The dog took one look at the cat, raised up on the counter, and bayed like he’d treed a raccoon. Delilah reached out and swiped a claw across his nose, which set him into a barking frenzy. That’s when she jumped on his back, all claws bared. Her yowls matched his howls, and the two of them set out on an earsplitting war. The dog threw his head around and tried to bite the varmint tattooing his back with its vicious claws, but the cat hung on with tenacity and fierce anger.

Pearl plowed into the melee, grabbed at Delilah, and missed every time. The dog howled like it was dying. The cat sent out high-pitched wails that would rival a fire siren. Pearl yelled, but neither animal paid a bit of attention to her. They just kept on running in circles and creating enough noise to make the dead raise up out of their graves in preparation for the rapture. She caught a blur of cowboy boots and jeans and heard a man’s deep drawl, loud and clear, when he yelled at her to get her damn cat off his dog.

“What?” she yelled.

“I said for you to get your damn cat off Digger!”

Pearl reached for Delilah again, only to miss in the flurry of noise and fur. “Get your damn dog out of here!”

Delilah chose that minute to bail off the dog, bounce across the counter, and shoot through the door into the apartment. The dog followed in leaping bounds with Pearl right beside him. She slammed the door so quickly that the dog’s nose took a hit and it howled one more time.

The man grabbed the dog and hauled back on his collar. “What in the hell happened?”

“That your dog?” she asked breathlessly.

He was panting from the fuss of trying to get his dog under control and ending the commotion. “I opened the door and the wind blew it shut before I could get inside.

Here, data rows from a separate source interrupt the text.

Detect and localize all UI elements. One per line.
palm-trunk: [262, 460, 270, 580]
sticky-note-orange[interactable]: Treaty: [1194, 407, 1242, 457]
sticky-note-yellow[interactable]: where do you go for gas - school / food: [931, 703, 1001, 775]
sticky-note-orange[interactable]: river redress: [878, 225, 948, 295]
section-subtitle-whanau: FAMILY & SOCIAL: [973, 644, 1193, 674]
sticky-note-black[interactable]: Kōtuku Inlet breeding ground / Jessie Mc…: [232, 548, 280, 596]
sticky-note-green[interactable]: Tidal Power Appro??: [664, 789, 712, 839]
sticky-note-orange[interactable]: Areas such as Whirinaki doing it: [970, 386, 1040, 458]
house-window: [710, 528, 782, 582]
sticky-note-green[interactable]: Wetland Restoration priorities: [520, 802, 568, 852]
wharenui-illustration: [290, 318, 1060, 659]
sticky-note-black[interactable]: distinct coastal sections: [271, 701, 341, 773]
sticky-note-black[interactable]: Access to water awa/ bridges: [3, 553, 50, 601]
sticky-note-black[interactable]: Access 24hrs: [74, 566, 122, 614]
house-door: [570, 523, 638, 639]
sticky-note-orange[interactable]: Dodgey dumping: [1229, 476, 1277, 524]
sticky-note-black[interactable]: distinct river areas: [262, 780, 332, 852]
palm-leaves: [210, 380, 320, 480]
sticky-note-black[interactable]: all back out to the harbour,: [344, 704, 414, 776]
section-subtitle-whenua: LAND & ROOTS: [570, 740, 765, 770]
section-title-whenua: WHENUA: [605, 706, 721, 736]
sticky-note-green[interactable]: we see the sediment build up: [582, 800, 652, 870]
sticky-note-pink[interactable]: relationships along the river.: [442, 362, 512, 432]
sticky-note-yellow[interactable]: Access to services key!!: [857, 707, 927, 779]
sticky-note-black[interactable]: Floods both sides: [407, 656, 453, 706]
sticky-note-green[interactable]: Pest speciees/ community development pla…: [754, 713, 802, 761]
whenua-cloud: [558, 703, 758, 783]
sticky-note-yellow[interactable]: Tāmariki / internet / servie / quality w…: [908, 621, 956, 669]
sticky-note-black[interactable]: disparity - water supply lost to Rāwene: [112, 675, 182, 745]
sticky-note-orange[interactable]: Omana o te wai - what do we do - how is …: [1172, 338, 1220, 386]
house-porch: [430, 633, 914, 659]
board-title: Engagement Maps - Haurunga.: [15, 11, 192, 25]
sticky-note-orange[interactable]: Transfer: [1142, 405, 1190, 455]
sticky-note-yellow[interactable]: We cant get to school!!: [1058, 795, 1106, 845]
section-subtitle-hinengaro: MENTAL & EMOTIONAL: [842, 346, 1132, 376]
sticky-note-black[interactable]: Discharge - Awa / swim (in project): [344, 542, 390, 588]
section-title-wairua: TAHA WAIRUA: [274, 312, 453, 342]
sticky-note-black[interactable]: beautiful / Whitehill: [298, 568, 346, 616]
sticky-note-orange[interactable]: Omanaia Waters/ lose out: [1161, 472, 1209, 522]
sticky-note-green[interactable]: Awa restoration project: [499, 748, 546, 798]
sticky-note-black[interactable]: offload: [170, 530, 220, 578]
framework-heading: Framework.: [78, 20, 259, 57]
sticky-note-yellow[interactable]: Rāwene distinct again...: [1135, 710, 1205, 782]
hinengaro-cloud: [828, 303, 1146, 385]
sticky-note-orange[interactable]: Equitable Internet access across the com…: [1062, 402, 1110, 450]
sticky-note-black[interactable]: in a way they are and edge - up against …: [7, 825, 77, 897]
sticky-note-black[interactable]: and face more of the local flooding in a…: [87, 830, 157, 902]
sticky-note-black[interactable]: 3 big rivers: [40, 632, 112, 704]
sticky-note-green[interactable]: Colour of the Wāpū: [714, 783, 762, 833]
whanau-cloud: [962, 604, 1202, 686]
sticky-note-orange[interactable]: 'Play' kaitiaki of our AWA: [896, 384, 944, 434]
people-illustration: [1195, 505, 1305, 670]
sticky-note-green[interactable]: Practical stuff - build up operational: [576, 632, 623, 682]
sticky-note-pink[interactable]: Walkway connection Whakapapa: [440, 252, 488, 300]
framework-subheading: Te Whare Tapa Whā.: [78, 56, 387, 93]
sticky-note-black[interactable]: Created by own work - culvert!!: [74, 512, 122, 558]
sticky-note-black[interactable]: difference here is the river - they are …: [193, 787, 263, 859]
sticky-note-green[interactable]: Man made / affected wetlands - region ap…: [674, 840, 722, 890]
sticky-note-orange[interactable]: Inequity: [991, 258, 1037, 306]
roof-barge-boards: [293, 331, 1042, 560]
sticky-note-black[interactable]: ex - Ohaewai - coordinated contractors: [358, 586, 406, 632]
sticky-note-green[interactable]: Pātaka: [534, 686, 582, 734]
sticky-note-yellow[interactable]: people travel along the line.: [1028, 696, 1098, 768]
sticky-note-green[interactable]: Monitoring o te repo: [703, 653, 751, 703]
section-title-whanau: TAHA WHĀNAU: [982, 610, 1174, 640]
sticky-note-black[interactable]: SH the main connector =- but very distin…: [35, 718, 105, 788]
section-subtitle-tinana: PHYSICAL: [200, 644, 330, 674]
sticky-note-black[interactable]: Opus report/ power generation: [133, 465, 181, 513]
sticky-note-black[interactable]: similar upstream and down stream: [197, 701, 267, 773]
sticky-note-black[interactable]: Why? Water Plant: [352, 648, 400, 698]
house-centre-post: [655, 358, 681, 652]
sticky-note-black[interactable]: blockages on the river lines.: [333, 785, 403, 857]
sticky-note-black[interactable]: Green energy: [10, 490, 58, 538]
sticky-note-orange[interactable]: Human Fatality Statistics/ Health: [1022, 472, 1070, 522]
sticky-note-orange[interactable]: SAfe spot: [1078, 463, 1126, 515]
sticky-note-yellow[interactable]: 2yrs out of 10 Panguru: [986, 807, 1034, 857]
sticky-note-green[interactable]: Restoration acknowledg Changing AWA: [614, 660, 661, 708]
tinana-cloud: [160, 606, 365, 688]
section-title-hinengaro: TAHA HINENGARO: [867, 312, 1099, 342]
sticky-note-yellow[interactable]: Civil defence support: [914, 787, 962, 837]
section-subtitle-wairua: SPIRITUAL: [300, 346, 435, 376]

Next thing I knew fur was flying and it sounded like poor old Digger was dying. Why did your cat attack him? He lives with cats out at the ranch. He wouldn’t hurt one.”

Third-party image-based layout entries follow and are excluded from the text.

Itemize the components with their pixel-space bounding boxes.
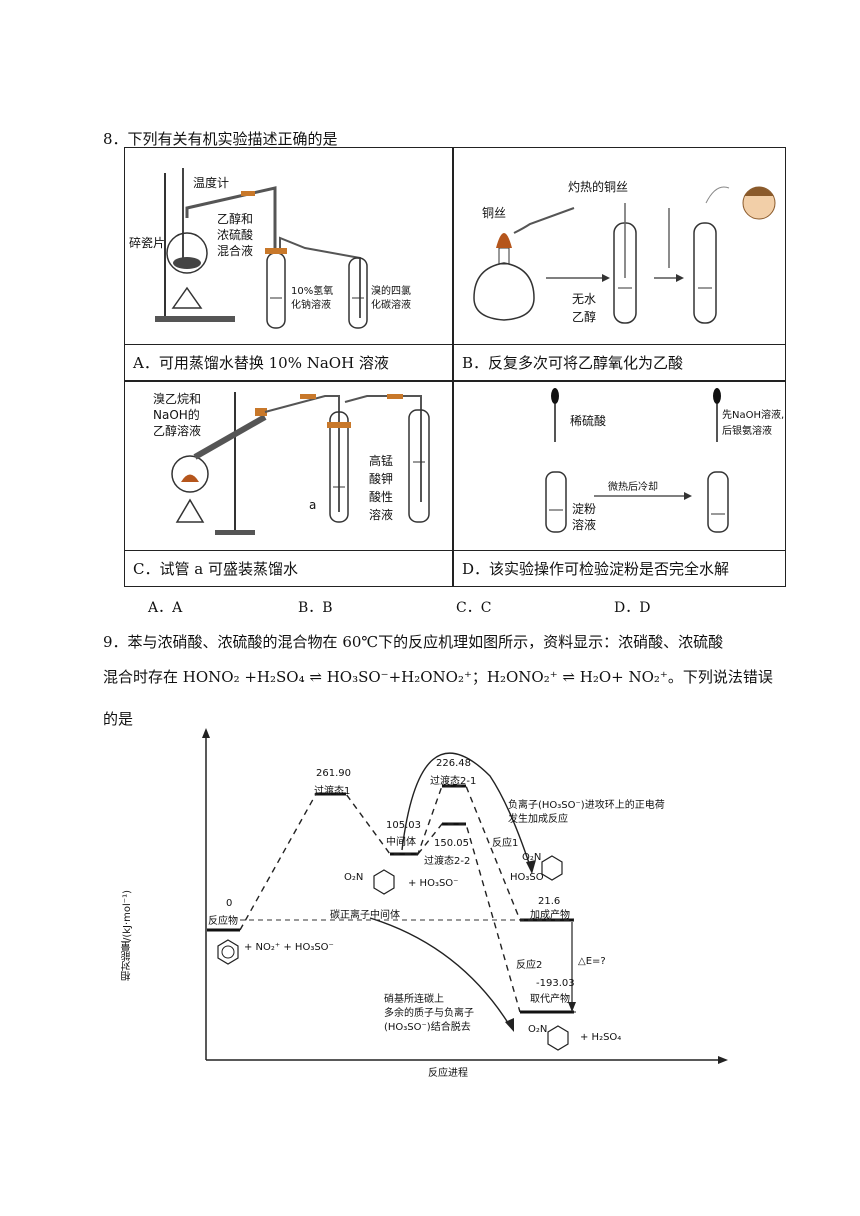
value-ts21: 226.48 xyxy=(436,758,471,769)
y-axis-label: 相对能量/(kJ·mol⁻¹) xyxy=(122,890,133,982)
grid-divider-horizontal xyxy=(125,380,785,382)
apparatus-a-figure xyxy=(155,168,368,329)
label-kmno4-4: 溶液 xyxy=(369,508,394,522)
label-kmno4-1: 高锰 xyxy=(369,454,394,468)
label-ethanol-solution: 乙醇溶液 xyxy=(153,424,202,438)
label-tube-a: a xyxy=(309,498,317,512)
annotation-reaction1: 反应1 xyxy=(492,838,519,849)
label-anhydrous: 无水 xyxy=(572,292,597,306)
addition-ho3so: HO₃SO xyxy=(510,872,544,883)
label-ts1: 过渡态1 xyxy=(314,786,351,797)
caption-a: A．可用蒸馏水替换 10% NaOH 溶液 xyxy=(125,344,452,381)
panel-b: 灼热的铜丝 铜丝 无水 乙醇 B．反复多次可将乙醇氧化为乙酸 xyxy=(454,148,785,380)
value-intermediate: 105.03 xyxy=(386,820,421,831)
label-silver-ammonia: 后银氨溶液 xyxy=(722,426,772,437)
caption-d: D．该实验操作可检验淀粉是否完全水解 xyxy=(454,550,785,587)
annotation-nitro-1: 硝基所连碳上 xyxy=(384,994,444,1005)
panel-c: 溴乙烷和 NaOH的 乙醇溶液 高锰 酸钾 酸性 溶液 a C．试管 a 可盛装… xyxy=(125,382,452,586)
label-thermometer: 温度计 xyxy=(193,176,230,190)
annotation-carbocation: 碳正离子中间体 xyxy=(330,910,400,921)
label-naoh-first: 先NaOH溶液, xyxy=(722,410,785,421)
grid-divider-vertical xyxy=(452,148,454,586)
annotation-negative-ion-1: 负离子(HO₃SO⁻)进攻环上的正电荷 xyxy=(508,800,665,811)
value-ts1: 261.90 xyxy=(316,768,351,779)
question-9-line1: 9．苯与浓硝酸、浓硫酸的混合物在 60℃下的反应机理如图所示，资料显示：浓硝酸、… xyxy=(103,633,724,651)
annotation-delta-e: △E=? xyxy=(578,956,606,967)
choice-b[interactable]: B．B xyxy=(298,600,333,616)
panel-d: 稀硫酸 先NaOH溶液, 后银氨溶液 微热后冷却 淀粉 溶液 D．该实验操作可检… xyxy=(454,382,785,586)
label-naoh: NaOH的 xyxy=(153,408,200,422)
intermediate-extra: + HO₃SO⁻ xyxy=(408,878,459,889)
label-bromoethane: 溴乙烷和 xyxy=(153,392,202,406)
value-substitution-product: -193.03 xyxy=(536,978,575,989)
value-ts22: 150.05 xyxy=(434,838,469,849)
label-ts22: 过渡态2-2 xyxy=(424,856,471,867)
label-naoh-line1: 10%氢氧 xyxy=(291,286,334,297)
label-heat-cool: 微热后冷却 xyxy=(608,482,658,493)
label-solution: 溶液 xyxy=(572,518,597,532)
annotation-nitro-2: 多余的质子与负离子 xyxy=(384,1008,474,1019)
question-8-title: 8．下列有关有机实验描述正确的是 xyxy=(103,130,338,148)
label-conc-sulfuric: 浓硫酸 xyxy=(217,228,254,242)
value-reactant: 0 xyxy=(226,898,233,909)
apparatus-d-figure xyxy=(545,388,729,533)
label-bromine-line2: 化碳溶液 xyxy=(371,300,411,311)
choice-c[interactable]: C．C xyxy=(456,600,492,616)
annotation-negative-ion-2: 发生加成反应 xyxy=(508,814,568,825)
reactant-extra: + NO₂⁺ + HO₃SO⁻ xyxy=(244,942,334,953)
caption-b: B．反复多次可将乙醇氧化为乙酸 xyxy=(454,344,785,381)
addition-o2n: O₂N xyxy=(522,852,542,863)
choice-d[interactable]: D．D xyxy=(614,600,651,616)
label-kmno4-2: 酸钾 xyxy=(369,472,394,486)
label-ethanol-and: 乙醇和 xyxy=(217,212,254,226)
energy-diagram xyxy=(202,728,728,1064)
label-reactant: 反应物 xyxy=(208,916,238,927)
apparatus-c-figure xyxy=(171,392,430,535)
product-extra: + H₂SO₄ xyxy=(580,1032,622,1043)
label-copper-wire: 铜丝 xyxy=(482,206,507,220)
label-ethanol: 乙醇 xyxy=(572,310,597,324)
caption-c: C．试管 a 可盛装蒸馏水 xyxy=(125,550,452,587)
label-broken-porcelain: 碎瓷片 xyxy=(129,236,166,250)
label-bromine-line1: 溴的四氯 xyxy=(371,286,411,297)
label-naoh-line2: 化钠溶液 xyxy=(291,300,331,311)
label-kmno4-3: 酸性 xyxy=(369,490,394,504)
experiment-grid: 温度计 乙醇和 浓硫酸 混合液 碎瓷片 10%氢氧 化钠溶液 溴的四氯 化碳溶液… xyxy=(124,147,786,587)
panel-a: 温度计 乙醇和 浓硫酸 混合液 碎瓷片 10%氢氧 化钠溶液 溴的四氯 化碳溶液… xyxy=(125,148,452,380)
label-ts21: 过渡态2-1 xyxy=(430,776,477,787)
label-substitution-product: 取代产物 xyxy=(530,994,570,1005)
label-dilute-h2so4: 稀硫酸 xyxy=(570,414,607,428)
apparatus-b-figure xyxy=(473,186,776,324)
carbocation-o2n: O₂N xyxy=(344,872,364,883)
label-starch: 淀粉 xyxy=(572,502,597,516)
label-hot-copper: 灼热的铜丝 xyxy=(568,180,629,194)
annotation-reaction2: 反应2 xyxy=(516,960,543,971)
value-addition-product: 21.6 xyxy=(538,896,561,907)
choice-a[interactable]: A．A xyxy=(148,600,183,616)
substitution-o2n: O₂N xyxy=(528,1024,548,1035)
question-9-line3: 的是 xyxy=(103,710,134,728)
label-mixture: 混合液 xyxy=(217,244,254,258)
annotation-nitro-3: (HO₃SO⁻)结合脱去 xyxy=(384,1022,471,1033)
x-axis-label: 反应进程 xyxy=(428,1068,468,1079)
label-addition-product: 加成产物 xyxy=(530,910,570,921)
question-9-line2: 混合时存在 HONO₂ +H₂SO₄ ⇌ HO₃SO⁻+H₂ONO₂⁺；H₂ON… xyxy=(103,668,773,686)
label-intermediate: 中间体 xyxy=(386,837,416,848)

“Tell that to Delilah, and you are on the wrong side of the counter, cowboy,” Pearl snapped. The adrenaline rush over, she looked at more than boot heels and jeans. The cowboy had a scowl on his face, jet-black hair all tousled from the cat and dog fight, and brown eyes with flecks of pure gold floating in them like a bottle of good schnapps. The whole effect sang “Bad boy. Bad boy. Whatcha goin’ do?” in Pearl’s ears. She shook her head to get the chanting to stop, but it didn’t do a bit of good.

The cowboy took two steps and pushed through the swinging doors at the end of the counter. “All I want is a room, Red.”

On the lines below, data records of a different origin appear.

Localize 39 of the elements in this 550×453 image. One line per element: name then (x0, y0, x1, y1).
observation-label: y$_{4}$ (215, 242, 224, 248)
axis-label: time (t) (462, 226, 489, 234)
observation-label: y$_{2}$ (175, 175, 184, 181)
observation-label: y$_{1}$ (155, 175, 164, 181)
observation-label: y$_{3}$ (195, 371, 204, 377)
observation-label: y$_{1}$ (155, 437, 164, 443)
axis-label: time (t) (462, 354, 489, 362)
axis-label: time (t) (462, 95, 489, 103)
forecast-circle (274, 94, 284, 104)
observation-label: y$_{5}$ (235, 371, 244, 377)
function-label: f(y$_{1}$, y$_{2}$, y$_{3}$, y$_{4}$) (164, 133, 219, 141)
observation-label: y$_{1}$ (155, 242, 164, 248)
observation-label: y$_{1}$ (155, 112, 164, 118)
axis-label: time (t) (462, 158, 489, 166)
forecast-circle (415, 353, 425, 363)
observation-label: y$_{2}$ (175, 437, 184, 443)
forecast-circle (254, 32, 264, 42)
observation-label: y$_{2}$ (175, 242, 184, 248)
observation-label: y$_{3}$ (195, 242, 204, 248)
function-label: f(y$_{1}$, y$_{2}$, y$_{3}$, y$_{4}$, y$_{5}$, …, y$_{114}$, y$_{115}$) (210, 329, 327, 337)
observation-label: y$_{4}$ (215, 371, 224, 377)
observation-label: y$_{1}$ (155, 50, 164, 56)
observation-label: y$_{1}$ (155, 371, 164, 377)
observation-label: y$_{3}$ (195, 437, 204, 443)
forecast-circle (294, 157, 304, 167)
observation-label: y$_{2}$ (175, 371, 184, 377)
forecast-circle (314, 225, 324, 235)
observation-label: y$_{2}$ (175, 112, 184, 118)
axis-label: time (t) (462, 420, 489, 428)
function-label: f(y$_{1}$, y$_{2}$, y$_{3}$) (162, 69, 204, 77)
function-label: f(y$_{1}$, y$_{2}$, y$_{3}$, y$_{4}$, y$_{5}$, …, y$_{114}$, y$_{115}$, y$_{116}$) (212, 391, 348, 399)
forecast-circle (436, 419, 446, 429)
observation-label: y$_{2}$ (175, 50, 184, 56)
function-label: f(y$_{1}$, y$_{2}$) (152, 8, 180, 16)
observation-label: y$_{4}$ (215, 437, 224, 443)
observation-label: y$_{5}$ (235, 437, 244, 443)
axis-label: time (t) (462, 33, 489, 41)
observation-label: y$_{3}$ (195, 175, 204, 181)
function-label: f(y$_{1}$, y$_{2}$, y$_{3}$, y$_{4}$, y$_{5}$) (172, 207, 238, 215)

“You call me Red again, Mister, and you won’t need one. What you’ll need is a pine box and a preacher to read about you lyin’ down in green pastures,” she said.

He smiled and suddenly there was a whole orchestra behind the singer chanting about bad boys in Pearl’s head. He was bundled up in a worn leather bomber jacket with fleece lining that made his broad shoulders even wider and ended at a narrow waist, faded jeans that hugged a right fine butt that would’ve had her drooling if she hadn’t been so damn mad, and scuffed boots that made him a real cowboy and not the drugstore variety that was all hat and no cattle. His dog was sitting obediently beside him, looking up pitifully as if tattling on that abominable creature that had attacked him.